Highlighter, Play food (optional), T-Chart
The educator explains that, as a child, you may not have control over your food choices, but you can make the best choice of what’s available.
As a large group, children:
- Brainstorm all the various places during the day where they may eat (e.g., school, home, babysitter, shopping mall, and corner store).
- Consider all these locations, and complete a T-Chart identifying specific foods they like to eat and foods they don’t like to eat throughout the day.
- Reflect on:
- why they like certain foods and not others
- how these feelings of like or dislike came about
- who they might be influenced by in the foods they like or dislike
As a large group, have children brainstorm criteria for what makes a healthy food option. Consider the examples below or reference those available in “Eating Well with Canada’s Food Guide”. If available, use play food to support children’s food choices.

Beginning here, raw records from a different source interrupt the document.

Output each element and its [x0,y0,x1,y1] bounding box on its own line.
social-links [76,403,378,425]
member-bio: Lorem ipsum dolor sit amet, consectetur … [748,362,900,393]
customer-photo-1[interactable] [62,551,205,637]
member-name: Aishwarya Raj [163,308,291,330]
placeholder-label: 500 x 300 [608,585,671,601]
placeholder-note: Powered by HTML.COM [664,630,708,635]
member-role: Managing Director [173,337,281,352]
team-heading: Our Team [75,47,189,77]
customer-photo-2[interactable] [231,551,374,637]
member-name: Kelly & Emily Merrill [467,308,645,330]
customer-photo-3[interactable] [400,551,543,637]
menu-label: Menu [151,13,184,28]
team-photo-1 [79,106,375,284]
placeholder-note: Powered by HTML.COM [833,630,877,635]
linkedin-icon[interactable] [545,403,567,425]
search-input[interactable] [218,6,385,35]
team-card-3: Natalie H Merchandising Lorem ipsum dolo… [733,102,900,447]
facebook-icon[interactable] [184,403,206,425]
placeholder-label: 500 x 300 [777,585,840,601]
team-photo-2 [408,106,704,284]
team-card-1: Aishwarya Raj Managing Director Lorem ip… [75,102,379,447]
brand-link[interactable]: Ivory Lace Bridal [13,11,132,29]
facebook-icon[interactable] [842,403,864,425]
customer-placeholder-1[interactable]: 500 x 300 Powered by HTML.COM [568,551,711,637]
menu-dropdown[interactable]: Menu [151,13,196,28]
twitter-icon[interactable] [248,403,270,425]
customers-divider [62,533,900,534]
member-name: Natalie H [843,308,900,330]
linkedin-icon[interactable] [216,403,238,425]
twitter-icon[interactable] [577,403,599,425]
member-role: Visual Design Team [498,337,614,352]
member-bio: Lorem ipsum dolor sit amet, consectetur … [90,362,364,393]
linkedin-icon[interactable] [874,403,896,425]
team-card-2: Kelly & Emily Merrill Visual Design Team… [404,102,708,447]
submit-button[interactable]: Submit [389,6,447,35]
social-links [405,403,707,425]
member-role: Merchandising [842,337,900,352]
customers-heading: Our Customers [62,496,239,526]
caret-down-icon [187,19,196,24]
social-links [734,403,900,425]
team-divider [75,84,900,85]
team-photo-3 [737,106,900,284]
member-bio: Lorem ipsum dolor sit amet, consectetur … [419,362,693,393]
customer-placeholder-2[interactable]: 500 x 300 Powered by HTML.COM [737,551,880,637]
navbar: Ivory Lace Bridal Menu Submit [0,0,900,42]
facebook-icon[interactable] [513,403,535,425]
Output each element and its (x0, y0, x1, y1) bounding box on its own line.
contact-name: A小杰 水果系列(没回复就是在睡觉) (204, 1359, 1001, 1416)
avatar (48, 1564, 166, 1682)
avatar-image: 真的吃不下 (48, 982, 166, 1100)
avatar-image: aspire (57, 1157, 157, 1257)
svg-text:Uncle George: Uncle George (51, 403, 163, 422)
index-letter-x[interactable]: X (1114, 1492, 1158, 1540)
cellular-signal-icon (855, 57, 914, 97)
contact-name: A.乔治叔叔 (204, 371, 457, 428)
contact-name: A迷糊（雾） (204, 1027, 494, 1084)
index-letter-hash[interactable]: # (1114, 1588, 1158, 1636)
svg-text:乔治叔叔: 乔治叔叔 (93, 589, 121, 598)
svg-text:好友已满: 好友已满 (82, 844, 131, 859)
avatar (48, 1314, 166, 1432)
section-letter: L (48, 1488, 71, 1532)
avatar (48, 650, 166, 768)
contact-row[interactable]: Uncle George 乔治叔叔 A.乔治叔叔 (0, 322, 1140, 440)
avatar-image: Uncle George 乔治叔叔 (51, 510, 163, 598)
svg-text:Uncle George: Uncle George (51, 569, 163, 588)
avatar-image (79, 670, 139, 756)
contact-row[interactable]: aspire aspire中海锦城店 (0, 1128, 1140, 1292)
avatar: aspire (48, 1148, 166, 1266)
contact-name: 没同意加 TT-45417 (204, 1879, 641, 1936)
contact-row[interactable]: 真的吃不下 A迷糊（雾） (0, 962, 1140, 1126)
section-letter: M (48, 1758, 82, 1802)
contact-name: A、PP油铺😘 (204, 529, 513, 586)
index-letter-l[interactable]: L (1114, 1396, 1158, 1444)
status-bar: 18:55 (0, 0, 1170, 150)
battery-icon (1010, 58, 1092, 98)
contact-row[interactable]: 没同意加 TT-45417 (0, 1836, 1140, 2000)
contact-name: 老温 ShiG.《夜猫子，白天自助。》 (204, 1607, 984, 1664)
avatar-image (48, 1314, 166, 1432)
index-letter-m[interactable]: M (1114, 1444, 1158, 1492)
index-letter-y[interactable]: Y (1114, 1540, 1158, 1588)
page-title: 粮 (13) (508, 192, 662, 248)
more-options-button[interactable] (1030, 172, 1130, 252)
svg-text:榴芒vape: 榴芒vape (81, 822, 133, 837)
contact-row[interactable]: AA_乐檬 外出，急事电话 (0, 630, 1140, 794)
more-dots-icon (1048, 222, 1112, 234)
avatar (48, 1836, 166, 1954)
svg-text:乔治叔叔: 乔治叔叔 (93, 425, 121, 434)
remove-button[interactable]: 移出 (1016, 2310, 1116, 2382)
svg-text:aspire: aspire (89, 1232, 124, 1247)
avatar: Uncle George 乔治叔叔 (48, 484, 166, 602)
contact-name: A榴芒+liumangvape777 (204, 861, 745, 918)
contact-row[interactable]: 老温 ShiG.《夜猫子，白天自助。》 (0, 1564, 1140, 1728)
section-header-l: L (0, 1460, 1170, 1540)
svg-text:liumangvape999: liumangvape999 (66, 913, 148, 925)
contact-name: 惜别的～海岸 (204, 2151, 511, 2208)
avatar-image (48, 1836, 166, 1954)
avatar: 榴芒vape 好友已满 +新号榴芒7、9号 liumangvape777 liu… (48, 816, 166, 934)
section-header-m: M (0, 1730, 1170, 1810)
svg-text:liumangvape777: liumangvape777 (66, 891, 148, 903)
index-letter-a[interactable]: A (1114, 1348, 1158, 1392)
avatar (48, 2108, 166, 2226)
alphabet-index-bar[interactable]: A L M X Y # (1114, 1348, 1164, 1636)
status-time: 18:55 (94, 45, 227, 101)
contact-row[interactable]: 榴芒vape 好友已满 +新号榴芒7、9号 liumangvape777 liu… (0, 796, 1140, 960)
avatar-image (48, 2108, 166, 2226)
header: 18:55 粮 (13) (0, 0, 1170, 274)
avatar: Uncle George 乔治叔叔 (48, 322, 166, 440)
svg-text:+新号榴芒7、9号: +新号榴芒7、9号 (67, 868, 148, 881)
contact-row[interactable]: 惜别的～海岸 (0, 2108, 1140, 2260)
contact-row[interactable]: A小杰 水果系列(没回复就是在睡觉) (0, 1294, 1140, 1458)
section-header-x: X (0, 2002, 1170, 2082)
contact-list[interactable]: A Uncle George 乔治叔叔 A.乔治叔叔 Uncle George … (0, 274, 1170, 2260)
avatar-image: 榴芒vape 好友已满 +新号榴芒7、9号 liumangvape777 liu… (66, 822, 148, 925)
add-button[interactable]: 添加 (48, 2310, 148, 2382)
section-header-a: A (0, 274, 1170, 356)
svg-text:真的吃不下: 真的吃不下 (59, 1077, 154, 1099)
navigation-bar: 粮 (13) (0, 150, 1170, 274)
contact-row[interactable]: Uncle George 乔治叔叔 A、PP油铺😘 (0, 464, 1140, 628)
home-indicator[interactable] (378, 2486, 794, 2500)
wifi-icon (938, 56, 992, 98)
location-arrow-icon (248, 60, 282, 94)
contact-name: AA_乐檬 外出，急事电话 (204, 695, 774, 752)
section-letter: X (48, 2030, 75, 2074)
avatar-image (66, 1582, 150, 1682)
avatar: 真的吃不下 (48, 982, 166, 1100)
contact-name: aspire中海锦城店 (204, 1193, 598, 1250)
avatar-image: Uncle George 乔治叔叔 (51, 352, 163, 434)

Educator Prompt: “Being aware of your eating habits is important. You don’t always have control over what you eat, but you can do your best to make the best choices from what is available. For example, instead of fries, you could choose a baked potato or brown rice, if they are available.”
For example food should:
- come from one of the four food groups
- be low in sugar
- be low in salt
- not contain dyes
- follow religious/cultural beliefs
- make you feel good
- maintain balanced energy
- support a positive mood
Using their T-Chart and a highlighter, have children individually review the “foods I like” column on the T-Chart and highlight which foods are healthier options.
As a large group, have children share their responses. Connections should be made between the food choice and the healthy choice criteria identified by the children.
Working with a partner, children select three items from their “foods I like” column that they did not identify as a healthy option. Together, children identify healthier alternatives to their food choices.
As a large group, have pairs share their healthier choices with the group. Again, connections should be made between the food choice and the criteria identified by the children.
In small groups, have children act out where food is available in their school/recreation centre/community/sporting events. Have children brainstorm a list of the food choices available within that location for example:
- Schools: breakfast, snack, or lunch programs, classroom party
- Recreation centre: cafeteria, vending machines
- Community: hamburgers, pizza, pop
- Sporting events: hot dogs, pop, popcorn
As a large group, discuss healthier food suggestions that could be provided at food-related events and venues, and ways that healthier food choices could be promoted, for example:
- selling homemade blueberry-bran muffins at a sporting event
- selling non-food items such as candles, cookbooks, or calendars for fundraising
- bringing trays of cut fruit and vegetables as snacks for parties
- develop classroom celebrations to consist of a balance between physical activities and food
Children complete an Exit Card answering the following question: “What can you do to promote the healthier food choices in your community?”